Arguably, arbitration will be a less expensive and more expedient path in many (or even most) cases, but the CFP Board’s arbitration requirement that keeps the outcome confidential (even if ruled against the CFP Board), coupled with a separate (and already existing) rule that limits any CFP Board liability to no more than $1,000 (plus legal fees), effectively means the CFP Board has remarkably little accountability or transparency whatsoever in any dispute (or worse, a series of disputes) with CFP certificants.
And perhaps most concerning is simply the fact that the CFP Board is changing its Terms and Conditions unilaterally. Technically, this is the organization’s right, as it controls the CFP marks and CFP certificants always have the right to not sign and choose to walk away. Yet the growth of the CFP marks in public prominence, and the CFP Board’s success in outdistancing virtually all other designations for financial advisors, means that even if CFP certificants would prefer that arbitration simply be an option rather than mandatory, they have very little choice but to accept the unilateral changes being handed to them... or risk being disparaged when the CFP Board's "Certified = Qualified" public awareness campaign questions their competency for having walked away from the marks?

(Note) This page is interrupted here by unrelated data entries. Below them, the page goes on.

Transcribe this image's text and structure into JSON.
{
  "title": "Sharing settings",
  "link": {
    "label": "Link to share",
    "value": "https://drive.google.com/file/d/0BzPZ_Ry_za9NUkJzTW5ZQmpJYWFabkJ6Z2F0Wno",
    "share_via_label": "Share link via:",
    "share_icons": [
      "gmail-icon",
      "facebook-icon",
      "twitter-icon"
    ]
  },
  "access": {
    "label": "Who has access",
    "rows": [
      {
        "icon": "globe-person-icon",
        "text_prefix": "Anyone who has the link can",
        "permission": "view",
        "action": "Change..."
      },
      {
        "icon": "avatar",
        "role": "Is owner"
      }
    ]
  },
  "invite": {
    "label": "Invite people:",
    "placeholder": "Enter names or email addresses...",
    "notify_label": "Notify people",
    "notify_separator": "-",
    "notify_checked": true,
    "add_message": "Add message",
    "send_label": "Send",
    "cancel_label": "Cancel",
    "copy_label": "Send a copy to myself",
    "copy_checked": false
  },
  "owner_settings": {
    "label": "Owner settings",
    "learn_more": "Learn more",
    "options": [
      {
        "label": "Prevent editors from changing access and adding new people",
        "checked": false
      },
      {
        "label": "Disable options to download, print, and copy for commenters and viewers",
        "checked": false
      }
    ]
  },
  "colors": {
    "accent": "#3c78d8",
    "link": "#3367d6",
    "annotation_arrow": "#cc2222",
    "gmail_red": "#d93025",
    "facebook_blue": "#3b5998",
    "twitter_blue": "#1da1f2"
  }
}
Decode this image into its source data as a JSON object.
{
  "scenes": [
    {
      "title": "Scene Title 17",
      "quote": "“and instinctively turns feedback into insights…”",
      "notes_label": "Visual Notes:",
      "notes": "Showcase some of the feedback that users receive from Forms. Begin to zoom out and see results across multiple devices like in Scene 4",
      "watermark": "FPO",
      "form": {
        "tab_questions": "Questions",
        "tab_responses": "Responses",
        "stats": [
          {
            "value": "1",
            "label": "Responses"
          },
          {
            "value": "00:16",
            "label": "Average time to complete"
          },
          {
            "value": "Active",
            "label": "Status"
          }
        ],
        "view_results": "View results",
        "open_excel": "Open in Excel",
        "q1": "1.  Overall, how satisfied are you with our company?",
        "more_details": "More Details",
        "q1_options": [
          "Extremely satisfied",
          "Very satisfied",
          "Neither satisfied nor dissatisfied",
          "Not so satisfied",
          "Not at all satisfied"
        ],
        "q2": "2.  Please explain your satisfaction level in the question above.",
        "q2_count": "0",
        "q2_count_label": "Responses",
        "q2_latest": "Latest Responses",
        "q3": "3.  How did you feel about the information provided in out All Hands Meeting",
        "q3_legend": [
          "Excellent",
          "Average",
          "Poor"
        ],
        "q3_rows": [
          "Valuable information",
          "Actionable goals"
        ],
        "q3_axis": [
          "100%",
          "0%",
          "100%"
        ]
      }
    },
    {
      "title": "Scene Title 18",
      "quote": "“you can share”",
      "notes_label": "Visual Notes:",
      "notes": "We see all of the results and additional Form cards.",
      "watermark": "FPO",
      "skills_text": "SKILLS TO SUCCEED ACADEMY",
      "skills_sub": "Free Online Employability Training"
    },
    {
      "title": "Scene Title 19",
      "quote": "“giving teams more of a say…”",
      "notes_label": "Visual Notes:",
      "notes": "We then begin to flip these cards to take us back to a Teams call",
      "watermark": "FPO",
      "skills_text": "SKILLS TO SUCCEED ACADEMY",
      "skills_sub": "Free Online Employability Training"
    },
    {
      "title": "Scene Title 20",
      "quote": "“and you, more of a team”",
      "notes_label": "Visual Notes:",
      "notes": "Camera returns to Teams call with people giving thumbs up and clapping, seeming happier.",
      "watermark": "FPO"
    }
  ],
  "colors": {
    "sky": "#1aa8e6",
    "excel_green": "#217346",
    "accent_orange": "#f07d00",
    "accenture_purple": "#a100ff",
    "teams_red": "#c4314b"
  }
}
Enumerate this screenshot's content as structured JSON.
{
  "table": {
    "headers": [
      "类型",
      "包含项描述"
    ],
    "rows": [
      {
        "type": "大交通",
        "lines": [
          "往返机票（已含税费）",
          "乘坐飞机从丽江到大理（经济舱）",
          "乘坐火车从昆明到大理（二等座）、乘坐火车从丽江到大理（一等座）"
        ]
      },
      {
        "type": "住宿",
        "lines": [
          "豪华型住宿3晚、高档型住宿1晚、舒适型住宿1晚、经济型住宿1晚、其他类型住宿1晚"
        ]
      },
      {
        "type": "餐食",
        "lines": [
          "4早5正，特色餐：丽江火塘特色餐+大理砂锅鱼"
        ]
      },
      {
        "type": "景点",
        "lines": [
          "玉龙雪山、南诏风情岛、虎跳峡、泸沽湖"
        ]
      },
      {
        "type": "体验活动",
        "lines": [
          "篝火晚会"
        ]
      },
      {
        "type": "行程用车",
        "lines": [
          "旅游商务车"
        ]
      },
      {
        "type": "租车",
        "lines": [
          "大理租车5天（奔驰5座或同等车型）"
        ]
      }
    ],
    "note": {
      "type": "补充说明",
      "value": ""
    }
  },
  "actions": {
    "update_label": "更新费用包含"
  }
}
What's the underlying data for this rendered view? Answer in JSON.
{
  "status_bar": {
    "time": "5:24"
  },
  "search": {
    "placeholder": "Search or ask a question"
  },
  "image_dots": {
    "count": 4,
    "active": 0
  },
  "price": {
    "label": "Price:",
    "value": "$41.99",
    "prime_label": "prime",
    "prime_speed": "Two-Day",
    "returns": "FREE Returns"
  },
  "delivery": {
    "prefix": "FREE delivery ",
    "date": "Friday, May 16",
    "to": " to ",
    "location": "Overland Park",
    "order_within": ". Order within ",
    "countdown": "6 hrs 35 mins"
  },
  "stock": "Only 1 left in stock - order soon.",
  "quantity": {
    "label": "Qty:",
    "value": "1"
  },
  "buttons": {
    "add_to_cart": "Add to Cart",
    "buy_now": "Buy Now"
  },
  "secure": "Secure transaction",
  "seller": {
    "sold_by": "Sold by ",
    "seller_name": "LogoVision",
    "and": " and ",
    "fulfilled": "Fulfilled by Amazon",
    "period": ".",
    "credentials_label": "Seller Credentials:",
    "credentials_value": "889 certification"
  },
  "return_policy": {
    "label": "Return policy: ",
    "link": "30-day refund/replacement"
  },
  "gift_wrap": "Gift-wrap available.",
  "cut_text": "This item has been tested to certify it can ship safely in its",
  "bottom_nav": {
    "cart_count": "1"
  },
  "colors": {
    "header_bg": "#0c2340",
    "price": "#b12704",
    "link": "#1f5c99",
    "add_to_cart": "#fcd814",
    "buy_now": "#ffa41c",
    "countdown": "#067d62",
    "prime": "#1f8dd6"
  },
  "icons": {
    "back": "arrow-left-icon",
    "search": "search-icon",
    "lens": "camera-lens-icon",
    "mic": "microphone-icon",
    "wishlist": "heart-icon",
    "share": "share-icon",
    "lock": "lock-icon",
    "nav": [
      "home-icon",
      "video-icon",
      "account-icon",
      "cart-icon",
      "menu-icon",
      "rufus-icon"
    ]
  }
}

So with the FPA unable to effectively advocate on behalf of CFP certificants, will the CFP Board consider some means to allow CFP certificants as stakeholders to weigh in on the decision before we are forced to waive our legal rights... or at least, will the CFP Board's Board of Directors modify its mandatory arbitration proposal to limit its scope to its publicly stated purpose, and provide some public information regarding arbitration outcomes to at least step up to being as "transparent" as FINRA?!